Morgens, wenn wir nicht in der Schule sind, ist es schwierig, sich von der Arbeit fernzuhalten, weil es immer etwas zu tun gibt. So haben wir in der Funda eine Art Inventur durchgefuehrt und alle Moebelstuecke dokumentiert, Regale aufgebaut oder im Garten Salat und Mangold umgepflanzt. Daher hatte ich auch bislang so wenig Zeit, diesen Blog weiterzuschreiben und muss es gerade echt ausnutzen und ganz viel hier loswerden :) Aber ich muss sagen, mir gefaellt es echt, dass nie Langeweile aufkommt und ich mich immer nuetzlich machen kann, denn zum Helfen bin ich ja schliesslich hier!
An den Wochenenden, wenn wir in Bogota oder anderen Orten sind ist der Tagesrhythmus ein ganz anderer, ein viel freierer. Niemand kuemmert sich darum, ob mein Bett ganz penibel gemacht ist oder das Haus aufgeraeumt ist, was auf dem Land wirklich besonders wichtig ist. Manchmal wohnen wir in Hostels, letztes Wochenende habe wir vier uns ein Apartment in Chapinero gemietet. Die Aktivitaeten des Wochenendes sind immer ziemlich aufregend und vielseitig.
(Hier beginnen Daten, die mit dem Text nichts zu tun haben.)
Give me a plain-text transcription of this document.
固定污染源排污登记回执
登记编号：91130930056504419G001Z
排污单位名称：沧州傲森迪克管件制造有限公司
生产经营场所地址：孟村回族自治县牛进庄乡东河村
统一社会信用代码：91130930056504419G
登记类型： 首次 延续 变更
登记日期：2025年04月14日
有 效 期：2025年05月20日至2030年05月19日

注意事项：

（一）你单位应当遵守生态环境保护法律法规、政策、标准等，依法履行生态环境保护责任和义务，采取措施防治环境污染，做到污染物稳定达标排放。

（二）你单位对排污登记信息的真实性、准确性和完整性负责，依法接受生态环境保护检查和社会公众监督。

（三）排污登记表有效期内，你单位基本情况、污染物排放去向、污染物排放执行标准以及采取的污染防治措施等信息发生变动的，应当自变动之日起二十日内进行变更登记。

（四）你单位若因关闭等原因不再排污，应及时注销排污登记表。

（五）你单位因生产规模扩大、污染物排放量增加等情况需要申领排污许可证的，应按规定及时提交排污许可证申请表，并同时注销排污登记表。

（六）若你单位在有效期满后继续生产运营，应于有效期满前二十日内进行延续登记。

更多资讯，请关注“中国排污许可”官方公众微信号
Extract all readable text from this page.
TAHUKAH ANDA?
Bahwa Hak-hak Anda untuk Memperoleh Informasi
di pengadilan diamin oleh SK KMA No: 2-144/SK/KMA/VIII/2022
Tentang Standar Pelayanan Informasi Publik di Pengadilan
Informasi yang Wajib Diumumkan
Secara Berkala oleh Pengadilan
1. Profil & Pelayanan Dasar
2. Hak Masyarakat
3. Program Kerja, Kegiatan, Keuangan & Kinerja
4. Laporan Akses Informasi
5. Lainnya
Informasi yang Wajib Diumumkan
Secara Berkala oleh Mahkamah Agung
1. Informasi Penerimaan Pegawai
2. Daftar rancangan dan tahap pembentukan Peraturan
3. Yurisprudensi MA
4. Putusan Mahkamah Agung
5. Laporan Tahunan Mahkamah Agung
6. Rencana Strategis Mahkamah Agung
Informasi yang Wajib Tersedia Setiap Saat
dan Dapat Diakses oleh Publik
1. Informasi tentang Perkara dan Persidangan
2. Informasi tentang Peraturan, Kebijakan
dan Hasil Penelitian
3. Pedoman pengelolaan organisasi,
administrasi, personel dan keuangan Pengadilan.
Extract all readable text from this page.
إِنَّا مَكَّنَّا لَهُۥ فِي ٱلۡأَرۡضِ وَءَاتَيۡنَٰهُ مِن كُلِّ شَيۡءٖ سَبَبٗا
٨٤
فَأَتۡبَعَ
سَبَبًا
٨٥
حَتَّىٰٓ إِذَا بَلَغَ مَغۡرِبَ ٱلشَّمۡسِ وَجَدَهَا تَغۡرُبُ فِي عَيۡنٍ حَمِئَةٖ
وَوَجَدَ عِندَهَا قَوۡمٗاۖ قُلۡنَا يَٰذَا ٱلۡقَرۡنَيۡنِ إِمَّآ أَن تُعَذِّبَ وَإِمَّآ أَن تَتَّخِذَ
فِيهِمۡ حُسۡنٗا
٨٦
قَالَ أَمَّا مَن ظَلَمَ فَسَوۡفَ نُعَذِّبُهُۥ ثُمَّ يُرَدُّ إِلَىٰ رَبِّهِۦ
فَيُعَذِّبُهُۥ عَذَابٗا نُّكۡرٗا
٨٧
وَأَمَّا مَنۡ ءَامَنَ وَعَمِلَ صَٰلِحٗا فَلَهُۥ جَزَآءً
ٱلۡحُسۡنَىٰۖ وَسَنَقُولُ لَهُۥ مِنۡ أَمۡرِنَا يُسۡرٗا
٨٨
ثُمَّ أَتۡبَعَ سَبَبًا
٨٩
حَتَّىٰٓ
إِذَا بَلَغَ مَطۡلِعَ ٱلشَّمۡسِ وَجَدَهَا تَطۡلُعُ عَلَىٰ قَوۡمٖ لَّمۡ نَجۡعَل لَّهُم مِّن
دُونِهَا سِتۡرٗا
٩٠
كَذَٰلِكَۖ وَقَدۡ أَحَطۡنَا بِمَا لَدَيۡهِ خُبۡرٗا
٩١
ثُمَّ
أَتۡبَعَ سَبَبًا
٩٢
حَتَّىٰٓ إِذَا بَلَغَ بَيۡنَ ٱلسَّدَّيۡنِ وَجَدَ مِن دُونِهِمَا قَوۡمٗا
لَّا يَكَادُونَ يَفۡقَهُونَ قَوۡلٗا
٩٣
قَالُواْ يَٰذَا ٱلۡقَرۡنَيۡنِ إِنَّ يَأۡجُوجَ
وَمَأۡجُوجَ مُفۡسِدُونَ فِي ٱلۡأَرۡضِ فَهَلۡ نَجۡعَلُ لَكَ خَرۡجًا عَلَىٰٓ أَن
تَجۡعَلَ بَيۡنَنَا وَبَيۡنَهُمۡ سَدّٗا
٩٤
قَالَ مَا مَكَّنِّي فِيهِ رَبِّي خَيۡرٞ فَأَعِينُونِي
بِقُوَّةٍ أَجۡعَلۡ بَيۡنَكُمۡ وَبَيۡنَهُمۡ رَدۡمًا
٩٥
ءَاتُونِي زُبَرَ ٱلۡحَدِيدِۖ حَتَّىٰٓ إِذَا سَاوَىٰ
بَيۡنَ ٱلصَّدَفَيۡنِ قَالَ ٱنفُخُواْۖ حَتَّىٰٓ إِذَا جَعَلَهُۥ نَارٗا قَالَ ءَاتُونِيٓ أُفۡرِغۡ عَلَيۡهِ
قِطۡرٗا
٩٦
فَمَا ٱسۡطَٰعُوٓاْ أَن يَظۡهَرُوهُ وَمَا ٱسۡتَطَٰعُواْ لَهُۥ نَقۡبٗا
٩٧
So waren wir bei einer sehr noblen Tag der deutschen Einheit Feier von der deutschen Botschaft in Bogota, oder im Naturpark Chicaque, wo wir ganz viele wunderschoene Naturlandschaften und eine besonders dicke Nebelwand bestaunen konnten. Aber abenteuerliche Dinge zu machen ist gar nicht mein uebergeordnetes Ziel hier in Kolumbien. An den Wochenenden lerne ich am liebsten Menschen hier kennen, denn ich liebe den Austausch der verschiedenen Realitaeten. Ich bin auch abends einfach gerne bei Marlene, einer sehr netten und omihaften Dame, um mit ihr zu plaudern oder bei Diana und Camilo, wo wir gemeinsam kochen und ich ganz viele kolumbianische Begriffe lernen kann. Die kolumbianische Gastfreundschaft hier zu erleben ist fuer mich etwas ganz besonderes, wofuer ich sehr dankbar bin.
Hier sind noch einige meiner Sternmomente:
-dass wir im Dorf auf den Tanzlehrer Ronnal gestossen sind, der uns im Tausch gegen Englischunterricht die lateinamerikanischen Taenze beibringt, in einer privaten Tanzstunde, jeden Mittwochmorgen in der Fundacion
-dass wir nun einen Gaskocher im Haus 3 haben und uns Tee und Waermflaschen machen koennen
-Nora hat ihr Workbook mit mir zusammen durchgearbeitet und kann nun ein neues beginnen :)
-das WM-Qualifikationsspiel Kolumbien gegen Peru im Dorf zu gucken und die grosse Freude, dass wir naechsten Sommer ganz oft im Dorf Fussball gucken koennen, denn Kolumbien ist in Russland dabei!! :D
Vielen Dank an alle, die diesen Text gelesen haben, die mir gespendet haben und die sich fuer das, was ich hier mache, interessieren und mich mit Kommentaren oder Spenden unterstuetzen :) Bis bald, ihr Lieben!! Kampf den Kakerlaken!